Non-infectious uveitis refers to a collection of intraocular inflammatory conditions with a presumed autoimmune aetiology of unknown cause. It remains one of the leading causes of blindness for which no long-term and safe treatment options are currently available. NIU disease biology remains poorly understood. Previous research has demonstrated that pro-inflammatory CD36+ CX3CR1+ cDC2s, which skew naïve T-cells towards pro-inflammatory lineages , are abundant in the eyes of NIU patients. These cDC2s are proposed to emerge in response to compromised NOTCH2 signaling . As vitamin D3 may activate the NOTCH2 pathway via PDIA3 and vitamin D levels are low in NIU patients, it is hypothesized that low vitamin D3 levels could contribute to the pro-inflammatory phenotype associated with NIU.

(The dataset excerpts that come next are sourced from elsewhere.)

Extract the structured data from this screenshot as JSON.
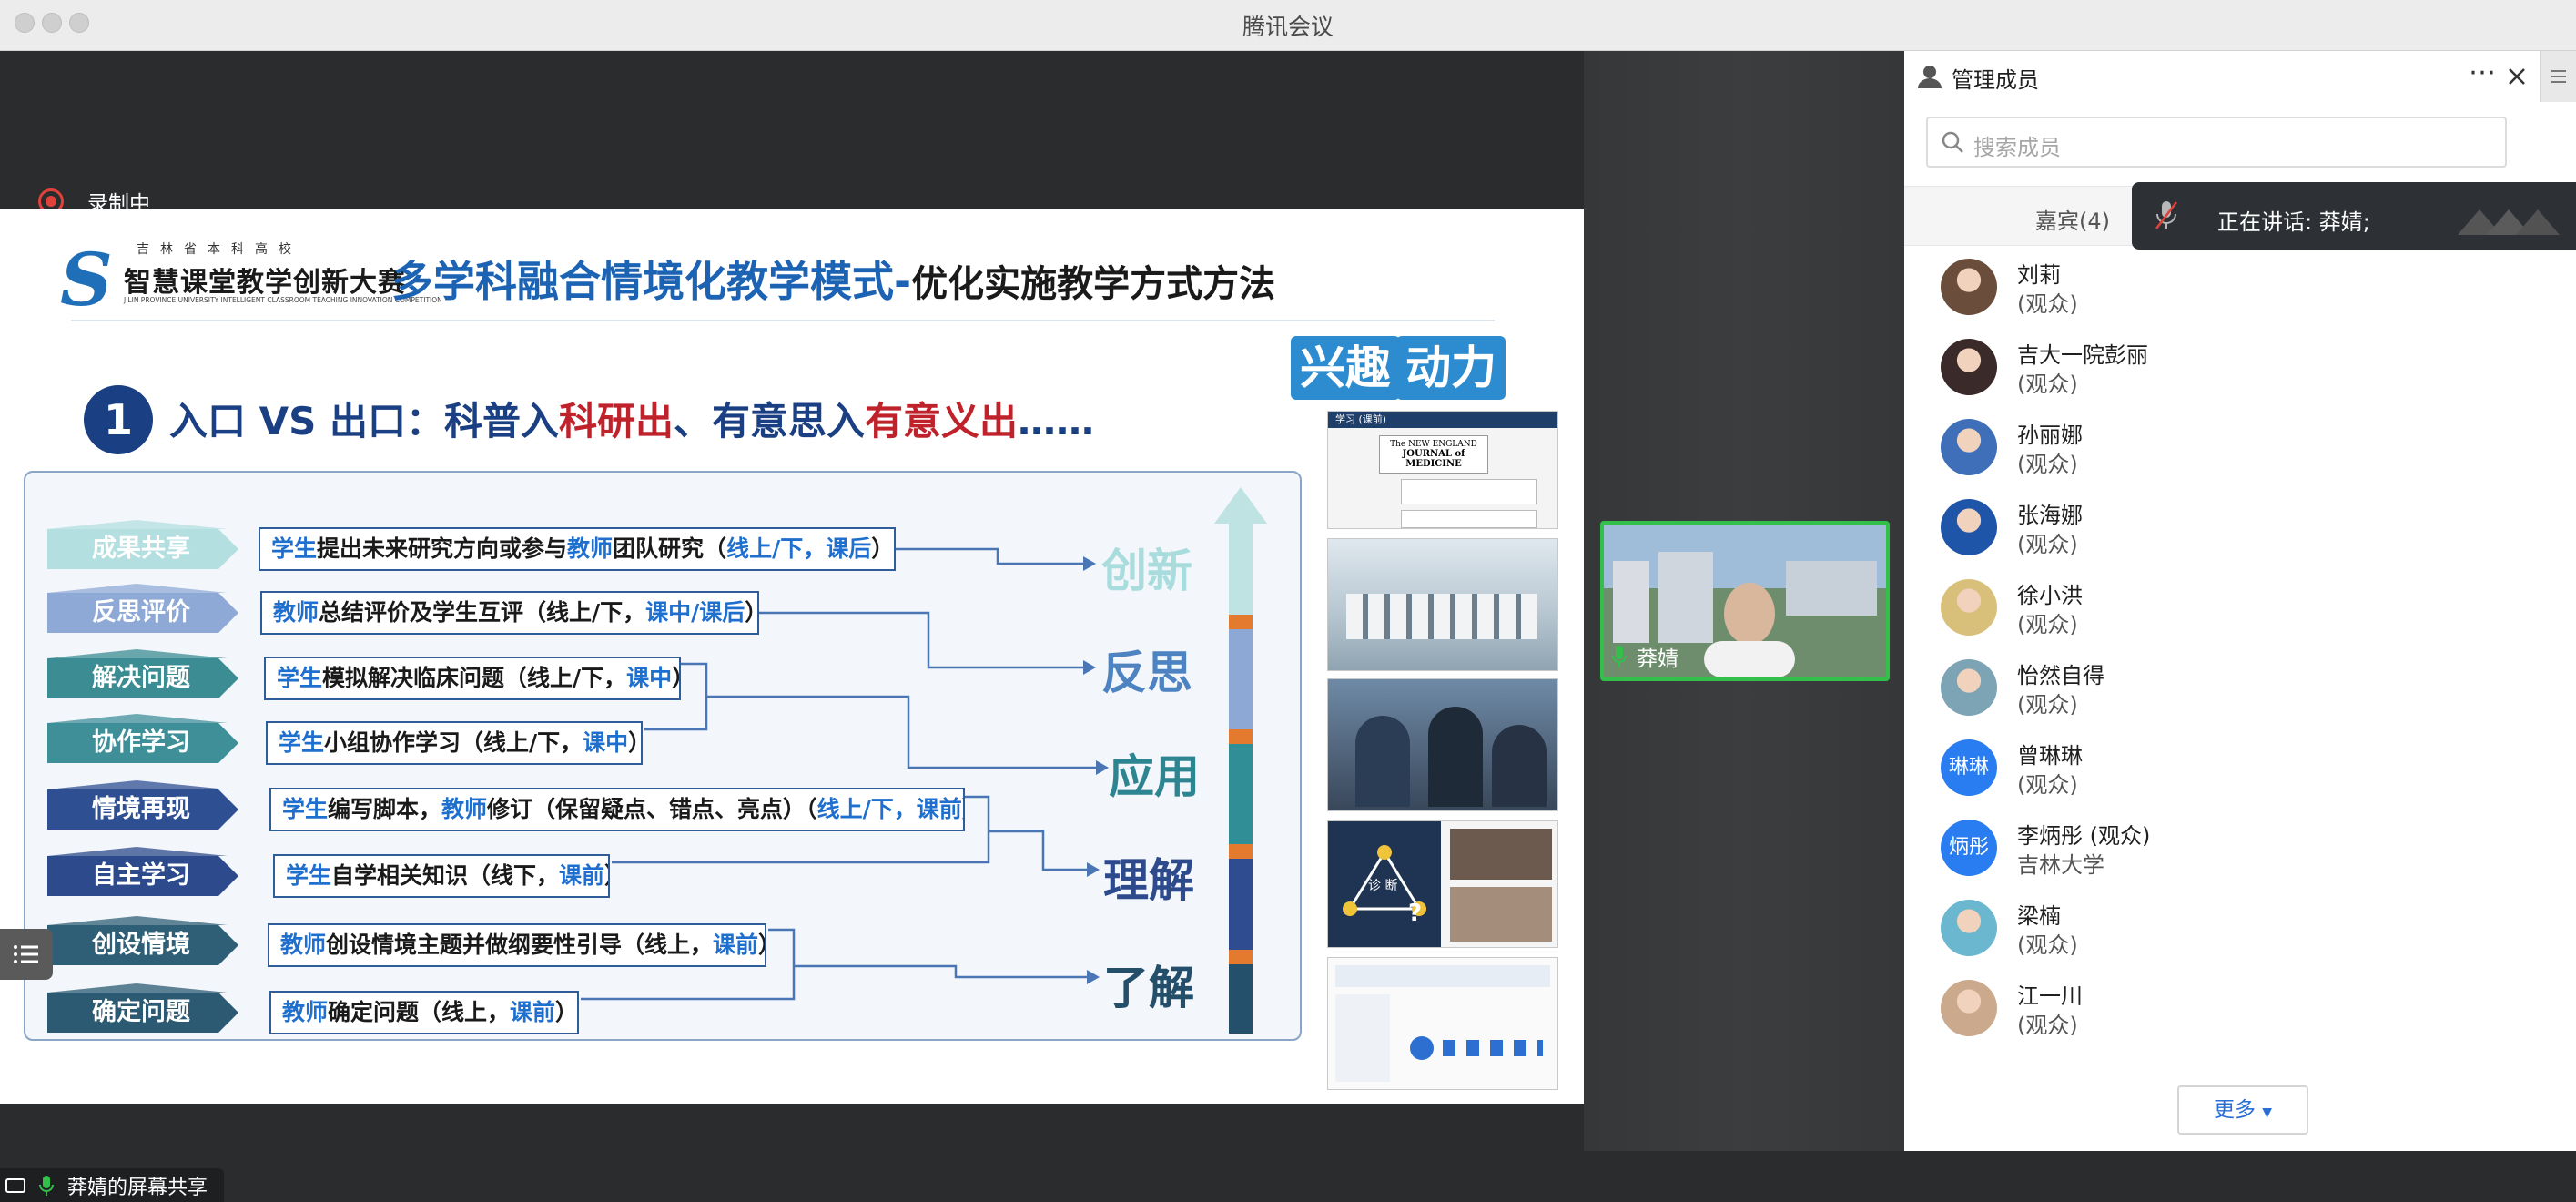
{
  "window": {
    "title": "腾讯会议"
  },
  "recording": {
    "label": "录制中"
  },
  "slide": {
    "logo": {
      "top": "吉林省本科高校",
      "name": "智慧课堂教学创新大赛",
      "en": "JILIN PROVINCE UNIVERSITY INTELLIGENT CLASSROOM TEACHING INNOVATION COMPETITION"
    },
    "title_main": "多学科融合情境化教学模式",
    "title_dash": "-",
    "title_sub": "优化实施教学方式方法",
    "tags": [
      "兴趣",
      "动力"
    ],
    "section_number": "1",
    "heading": {
      "p1": "入口 VS 出口：科普入",
      "r1": "科研出",
      "p2": "、有意思入",
      "r2": "有意义出",
      "p3": "……"
    },
    "steps": [
      {
        "label": "成果共享",
        "color": "#b3dfe0",
        "parts": [
          [
            "学生",
            "b"
          ],
          [
            "提出未来研究方向或参与",
            ""
          ],
          [
            "教师",
            "b"
          ],
          [
            "团队研究（",
            ""
          ],
          [
            "线上/下，课后",
            "b"
          ],
          [
            "）",
            ""
          ]
        ]
      },
      {
        "label": "反思评价",
        "color": "#8fa9d6",
        "parts": [
          [
            "教师",
            "b"
          ],
          [
            "总结评价及学生互评（线上/下，",
            ""
          ],
          [
            "课中/课后",
            "b"
          ],
          [
            "）",
            ""
          ]
        ]
      },
      {
        "label": "解决问题",
        "color": "#3c8c93",
        "parts": [
          [
            "学生",
            "b"
          ],
          [
            "模拟解决临床问题（线上/下，",
            ""
          ],
          [
            "课中",
            "b"
          ],
          [
            "）",
            ""
          ]
        ]
      },
      {
        "label": "协作学习",
        "color": "#3f8f99",
        "parts": [
          [
            "学生",
            "b"
          ],
          [
            "小组协作学习（线上/下，",
            ""
          ],
          [
            "课中",
            "b"
          ],
          [
            "）",
            ""
          ]
        ]
      },
      {
        "label": "情境再现",
        "color": "#2f4f93",
        "parts": [
          [
            "学生",
            "b"
          ],
          [
            "编写脚本，",
            ""
          ],
          [
            "教师",
            "b"
          ],
          [
            "修订（保留疑点、错点、亮点）（",
            ""
          ],
          [
            "线上/下，课前",
            "b"
          ],
          [
            "）",
            ""
          ]
        ]
      },
      {
        "label": "自主学习",
        "color": "#2c4a8c",
        "parts": [
          [
            "学生",
            "b"
          ],
          [
            "自学相关知识（线下，",
            ""
          ],
          [
            "课前",
            "b"
          ],
          [
            "）",
            ""
          ]
        ]
      },
      {
        "label": "创设情境",
        "color": "#2e5f76",
        "parts": [
          [
            "教师",
            "b"
          ],
          [
            "创设情境主题并做纲要性引导（线上，",
            ""
          ],
          [
            "课前",
            "b"
          ],
          [
            "）",
            ""
          ]
        ]
      },
      {
        "label": "确定问题",
        "color": "#2b5a72",
        "parts": [
          [
            "教师",
            "b"
          ],
          [
            "确定问题（线上，",
            ""
          ],
          [
            "课前",
            "b"
          ],
          [
            "）",
            ""
          ]
        ]
      }
    ],
    "outcomes": [
      {
        "label": "创新",
        "color": "#a9dcdd"
      },
      {
        "label": "反思",
        "color": "#4e83c2"
      },
      {
        "label": "应用",
        "color": "#2c8590"
      },
      {
        "label": "理解",
        "color": "#2c4a8c"
      },
      {
        "label": "了解",
        "color": "#234f6a"
      }
    ],
    "thumbs": {
      "journal_banner": "学习 (课前)",
      "journal_line1": "The NEW ENGLAND",
      "journal_line2": "JOURNAL of MEDICINE",
      "diagram_center": "诊 断",
      "diagram_q": "?"
    }
  },
  "camera": {
    "name": "莽婧"
  },
  "screen_share": {
    "label": "莽婧的屏幕共享"
  },
  "sidebar": {
    "title": "管理成员",
    "search_placeholder": "搜索成员",
    "tab": "嘉宾(4)",
    "speaking": "正在讲话: 莽婧;",
    "members": [
      {
        "name": "刘莉",
        "role": "(观众)",
        "avatar": "photo",
        "color": "#6b4d3c"
      },
      {
        "name": "吉大一院彭丽",
        "role": "(观众)",
        "avatar": "photo",
        "color": "#3a2a2a"
      },
      {
        "name": "孙丽娜",
        "role": "(观众)",
        "avatar": "photo",
        "color": "#3f6fb8"
      },
      {
        "name": "张海娜",
        "role": "(观众)",
        "avatar": "photo",
        "color": "#1f55a8"
      },
      {
        "name": "徐小洪",
        "role": "(观众)",
        "avatar": "photo",
        "color": "#d9c07a"
      },
      {
        "name": "怡然自得",
        "role": "(观众)",
        "avatar": "photo",
        "color": "#7da4b5"
      },
      {
        "name": "曾琳琳",
        "role": "(观众)",
        "avatar": "text",
        "avatar_text": "琳琳",
        "color": "#2a7df0"
      },
      {
        "name": "李炳彤 (观众)",
        "role": "吉林大学",
        "avatar": "text",
        "avatar_text": "炳彤",
        "color": "#2a7df0"
      },
      {
        "name": "梁楠",
        "role": "(观众)",
        "avatar": "photo",
        "color": "#6bb7cf"
      },
      {
        "name": "江一川",
        "role": "(观众)",
        "avatar": "photo",
        "color": "#caa98c"
      }
    ],
    "more": "更多"
  },
  "colors": {
    "accent": "#1c63b3",
    "red": "#c0222b",
    "speaking_bg": "#2d3136",
    "camera_border": "#32c04a"
  },
  "icons": [
    "person-icon",
    "more-icon",
    "close-icon",
    "menu-icon",
    "search-icon",
    "mic-muted-icon",
    "mic-icon",
    "list-icon",
    "share-icon",
    "dropdown-icon"
  ]
}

We aimed to determine whether PDIA3 affects NOTCH2 signaling in the context of the molecular mechanisms driving NIU. Using qPCR, NOTCH2 pathway activity and PDIA3 expression by cDC2s were confirmed. THP-1 cells were employed as the primary cDC2 model. Using CRISPR Cas9 technology, PDIA3 KO THP-1 cells were generated. Evaluation of PDIA3 KO THP-1 cells revealed expression of PDIA3 was reduced but no changes were detected on protein level using flow cytometry. Other NOTCH2 pathway components remained unaffected.

In conclusion, PDIA3 is expressed by cDC2s and the NOTCH2 pathway is active in these cells. The current data do not provide sufficient evidence that NOTCH2 pathway activation is governed by PDIA3 and vitamin D3. A better suited model is required to gain additional knowledge on the mechanisms driving NIU.